Chodzi o nowelizację ustawy o społecznych formach rozwoju mieszkalnictwa. Przewiduje ona budowę nowych mieszkań ze środków budżetu gmin lub Skarbu Państwa. W założeniu jest więc to działalność niekomercyjna, dzięki czemu takie mieszkanie może być sprzedane lub wynajęte taniej niż na wolnym rynku. Według przepisów, które chce wprowadzić resort sprawiedliwości, nie będzie można kupować takich mieszkań na zasadzie "kto pierwszy, ten lepszy". Mają one trafiać wyłącznie do osób potrzebujących, które nie mogą uzyskać prawa do lokalu socjalnego i nie stać ich na wzięcie kredytu hipotecznego.
"Wejście w życie projektu powinno spowodować eliminację zjawisk patologicznych, w tym korupcjogennych, a co za tym idzie zwiększenie dostępności lokali mieszkalnych dla osób rzeczywiście ich potrzebujących" - czytamy w uzasadnieniu ustawy, cytowanej przez WP.
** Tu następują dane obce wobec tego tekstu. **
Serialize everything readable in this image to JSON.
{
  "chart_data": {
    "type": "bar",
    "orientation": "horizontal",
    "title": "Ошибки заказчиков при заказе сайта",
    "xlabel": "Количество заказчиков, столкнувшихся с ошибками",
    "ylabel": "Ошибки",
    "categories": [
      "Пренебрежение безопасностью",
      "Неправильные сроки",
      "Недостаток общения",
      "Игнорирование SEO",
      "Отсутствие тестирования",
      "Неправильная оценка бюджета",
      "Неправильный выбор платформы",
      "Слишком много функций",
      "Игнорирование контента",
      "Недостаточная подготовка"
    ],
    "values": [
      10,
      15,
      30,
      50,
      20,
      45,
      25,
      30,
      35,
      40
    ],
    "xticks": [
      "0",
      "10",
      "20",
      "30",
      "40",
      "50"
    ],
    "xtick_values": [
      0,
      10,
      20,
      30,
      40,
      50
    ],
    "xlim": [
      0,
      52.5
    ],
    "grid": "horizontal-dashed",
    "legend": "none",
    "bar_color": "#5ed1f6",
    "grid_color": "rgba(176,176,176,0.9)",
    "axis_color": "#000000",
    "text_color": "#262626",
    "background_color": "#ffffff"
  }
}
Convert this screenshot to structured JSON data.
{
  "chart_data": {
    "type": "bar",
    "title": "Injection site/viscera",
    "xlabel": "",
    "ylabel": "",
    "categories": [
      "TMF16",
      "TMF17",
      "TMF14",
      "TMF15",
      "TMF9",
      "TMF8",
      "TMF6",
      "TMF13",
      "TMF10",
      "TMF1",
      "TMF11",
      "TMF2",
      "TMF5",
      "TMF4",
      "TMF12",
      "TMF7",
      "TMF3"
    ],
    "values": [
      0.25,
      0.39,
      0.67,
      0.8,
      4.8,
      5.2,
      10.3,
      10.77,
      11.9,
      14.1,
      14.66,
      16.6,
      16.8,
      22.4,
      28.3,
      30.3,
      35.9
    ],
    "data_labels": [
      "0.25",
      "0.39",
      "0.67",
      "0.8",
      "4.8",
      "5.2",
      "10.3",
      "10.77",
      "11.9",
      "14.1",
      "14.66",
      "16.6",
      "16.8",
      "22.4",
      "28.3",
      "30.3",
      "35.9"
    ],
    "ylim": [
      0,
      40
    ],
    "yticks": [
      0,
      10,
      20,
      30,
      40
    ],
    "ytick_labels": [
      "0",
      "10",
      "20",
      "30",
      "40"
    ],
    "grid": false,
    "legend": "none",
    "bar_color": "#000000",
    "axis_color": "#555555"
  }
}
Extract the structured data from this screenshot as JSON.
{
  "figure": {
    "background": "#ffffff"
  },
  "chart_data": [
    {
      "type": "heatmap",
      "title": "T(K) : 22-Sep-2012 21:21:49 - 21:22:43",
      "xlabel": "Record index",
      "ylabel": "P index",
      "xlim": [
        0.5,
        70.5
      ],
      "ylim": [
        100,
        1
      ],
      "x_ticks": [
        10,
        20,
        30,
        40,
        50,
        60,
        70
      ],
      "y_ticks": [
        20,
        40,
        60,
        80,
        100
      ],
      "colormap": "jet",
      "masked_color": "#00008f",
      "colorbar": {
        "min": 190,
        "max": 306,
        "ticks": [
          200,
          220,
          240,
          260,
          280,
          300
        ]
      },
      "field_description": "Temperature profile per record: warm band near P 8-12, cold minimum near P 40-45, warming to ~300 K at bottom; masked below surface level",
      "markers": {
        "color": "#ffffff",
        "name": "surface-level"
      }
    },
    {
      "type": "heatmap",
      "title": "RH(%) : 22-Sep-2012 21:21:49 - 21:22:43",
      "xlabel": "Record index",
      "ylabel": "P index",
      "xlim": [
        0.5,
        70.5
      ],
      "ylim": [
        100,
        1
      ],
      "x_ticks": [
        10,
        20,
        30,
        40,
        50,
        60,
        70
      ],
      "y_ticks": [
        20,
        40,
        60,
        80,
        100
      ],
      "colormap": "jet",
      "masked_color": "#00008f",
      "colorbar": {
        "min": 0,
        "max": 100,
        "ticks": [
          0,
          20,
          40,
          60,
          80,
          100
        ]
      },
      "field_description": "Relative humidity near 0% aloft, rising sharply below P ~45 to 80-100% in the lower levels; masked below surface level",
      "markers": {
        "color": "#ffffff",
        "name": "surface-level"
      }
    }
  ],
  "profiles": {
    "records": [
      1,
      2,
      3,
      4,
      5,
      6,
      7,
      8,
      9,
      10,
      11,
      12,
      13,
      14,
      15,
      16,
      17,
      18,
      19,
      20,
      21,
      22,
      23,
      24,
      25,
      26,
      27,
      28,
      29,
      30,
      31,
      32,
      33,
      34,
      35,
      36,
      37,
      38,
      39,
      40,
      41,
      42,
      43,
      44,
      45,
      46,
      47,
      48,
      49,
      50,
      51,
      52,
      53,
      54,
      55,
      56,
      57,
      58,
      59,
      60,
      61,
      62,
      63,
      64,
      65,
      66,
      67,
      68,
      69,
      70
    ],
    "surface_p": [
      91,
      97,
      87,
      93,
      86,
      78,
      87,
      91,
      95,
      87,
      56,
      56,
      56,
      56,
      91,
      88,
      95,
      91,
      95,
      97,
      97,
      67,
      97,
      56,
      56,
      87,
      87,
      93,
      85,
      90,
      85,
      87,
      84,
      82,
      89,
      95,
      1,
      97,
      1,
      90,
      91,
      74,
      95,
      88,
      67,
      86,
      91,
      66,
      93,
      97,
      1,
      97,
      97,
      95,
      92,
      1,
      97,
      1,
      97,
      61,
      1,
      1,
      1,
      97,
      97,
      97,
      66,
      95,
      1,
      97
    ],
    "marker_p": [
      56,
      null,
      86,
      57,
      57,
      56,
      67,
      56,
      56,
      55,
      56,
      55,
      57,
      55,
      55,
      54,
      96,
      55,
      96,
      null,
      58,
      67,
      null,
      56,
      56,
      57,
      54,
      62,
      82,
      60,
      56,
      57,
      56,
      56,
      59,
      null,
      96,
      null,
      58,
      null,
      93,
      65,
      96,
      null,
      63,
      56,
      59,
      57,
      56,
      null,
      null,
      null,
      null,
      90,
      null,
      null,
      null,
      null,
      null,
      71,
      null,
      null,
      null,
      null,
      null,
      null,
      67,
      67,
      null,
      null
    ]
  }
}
Więcej informacji z kraju i ze świata na stronie głównej Gazeta.pl
Dodatkowo nowe przepisy przewidują zakaz zawarcia umowy najmu ze społeczną inicjatywą mieszkaniową przez m.in. ważnych urzędników państwowych i samorządowych oraz prezydentów miast, burmistrzów, wójtów, a także członków rad gmin i miast.
Projekt ustawy stworzony przez Ministerstwo Sprawiedliwości nie był jeszcze konsultowany z innymi ministerstwami, ale w najbliższym czasie ma zostać oficjalnie przedstawiony.